Il n’y a pas eu de voix. C’était ton imagination, ou le vent.

— Non, ce n’était pas le vent.

Le son de sa propre voix la fit sursauter, mais, encouragée par le ton d’assurance sur lequel elle avait prononcé ces paroles, elle commença à avancer. Le couteau qu’elle tenait contre sa hanche zébrait la tapisserie de soie de ses reflets mobiles et ses pantoufles glissaient en chuchotant sur la moquette. Elle avait les nerfs tendus comme des cordes.

Arrivée à l’angle du couloir principal, elle y glissa un regard furtif, s’attendant au pire.

Il n’y avait rien d’anormal.

Après un instant d’hésitation, elle s’engagea dans le couloir principal.
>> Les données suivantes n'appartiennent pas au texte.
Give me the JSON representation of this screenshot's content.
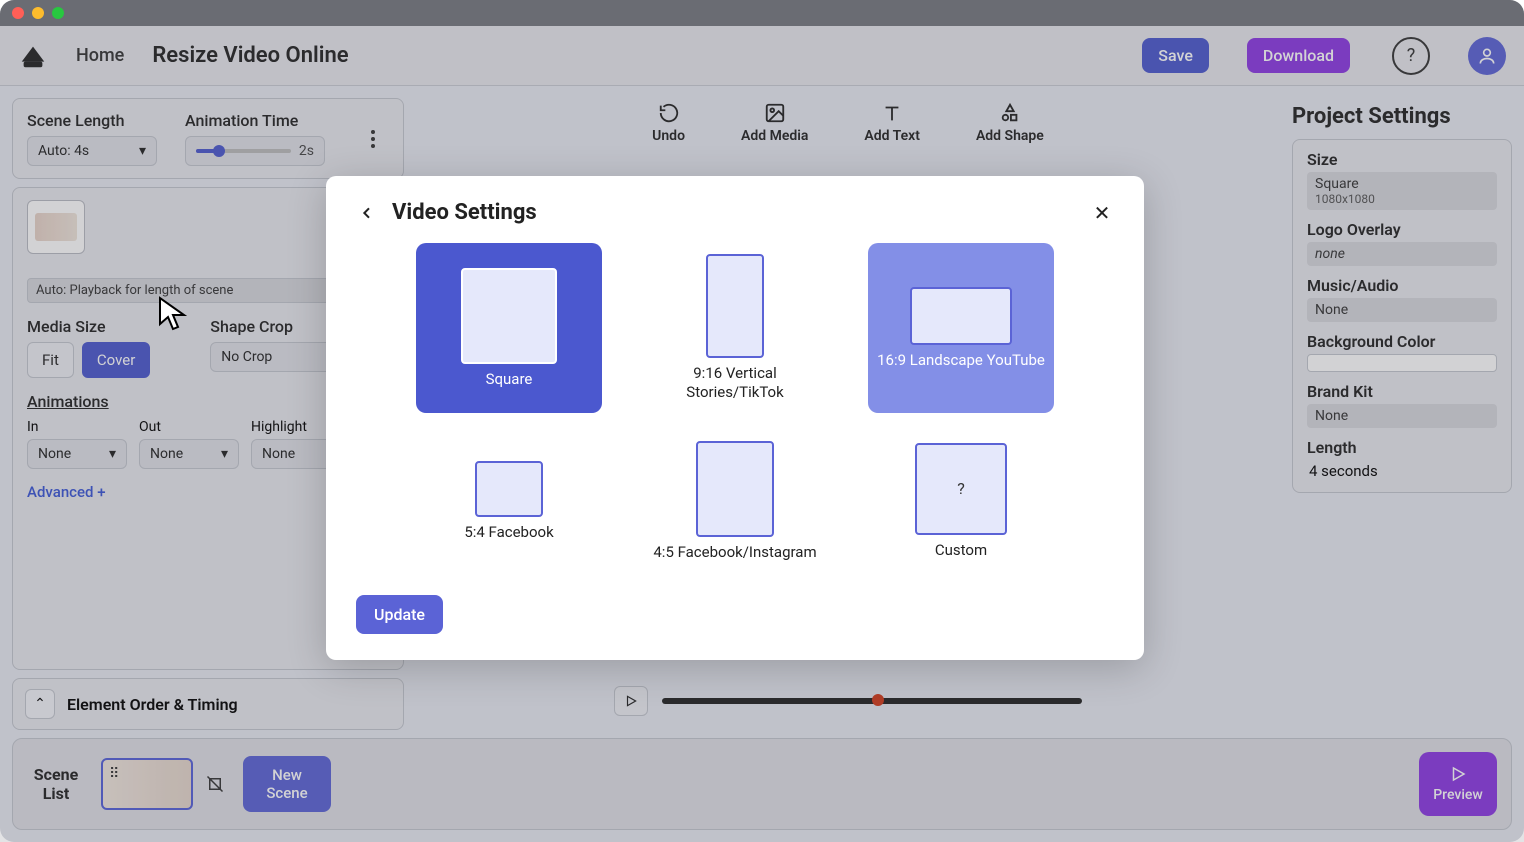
{
  "topbar": {
    "home": "Home",
    "title": "Resize Video Online",
    "save": "Save",
    "download": "Download"
  },
  "scene_panel": {
    "scene_length_label": "Scene Length",
    "scene_length_value": "Auto: 4s",
    "animation_time_label": "Animation Time",
    "animation_time_value": "2s",
    "playback_tip": "Auto: Playback for length of scene",
    "media_size_label": "Media Size",
    "media_size_fit": "Fit",
    "media_size_cover": "Cover",
    "shape_crop_label": "Shape Crop",
    "shape_crop_value": "No Crop",
    "animations_label": "Animations",
    "anim_in_label": "In",
    "anim_in_value": "None",
    "anim_out_label": "Out",
    "anim_out_value": "None",
    "anim_highlight_label": "Highlight",
    "anim_highlight_value": "None",
    "advanced": "Advanced +",
    "element_order": "Element Order & Timing"
  },
  "tools": {
    "undo": "Undo",
    "add_media": "Add Media",
    "add_text": "Add Text",
    "add_shape": "Add Shape"
  },
  "right_panel": {
    "title": "Project Settings",
    "size_label": "Size",
    "size_value": "Square",
    "size_sub": "1080x1080",
    "logo_label": "Logo Overlay",
    "logo_value": "none",
    "music_label": "Music/Audio",
    "music_value": "None",
    "bg_label": "Background Color",
    "brand_label": "Brand Kit",
    "brand_value": "None",
    "length_label": "Length",
    "length_value": "4 seconds"
  },
  "bottombar": {
    "scene_list": "Scene List",
    "new_scene": "New Scene",
    "preview": "Preview"
  },
  "modal": {
    "title": "Video Settings",
    "update": "Update",
    "options": {
      "square": "Square",
      "vertical": "9:16 Vertical Stories/TikTok",
      "landscape": "16:9 Landscape YouTube",
      "fb54": "5:4 Facebook",
      "fb45": "4:5 Facebook/Instagram",
      "custom": "Custom",
      "custom_mark": "?"
    }
  }
}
Plus elle se rapprochait de la cage de l’escalier, plongée dans l’ombre, plus elle prenait conscience de la vulnérabilité de Danny, qu’elle laissait seul et sans protection.

Arrivée au palier, elle posa sa main sur le premier pilastre de la rampe et jeta un coup d’œil sur les marches de l’escalier — il y en avait dix-neuf — s’attendant à découvrir Jack accroupi sur l’une d’elles, prêt à bondir, mais il n’y avait personne. D’ailleurs comment s’en étonner ? Jack était bien enfermé dans la réserve, derrière un verrou solide et une lourde porte en bois massif.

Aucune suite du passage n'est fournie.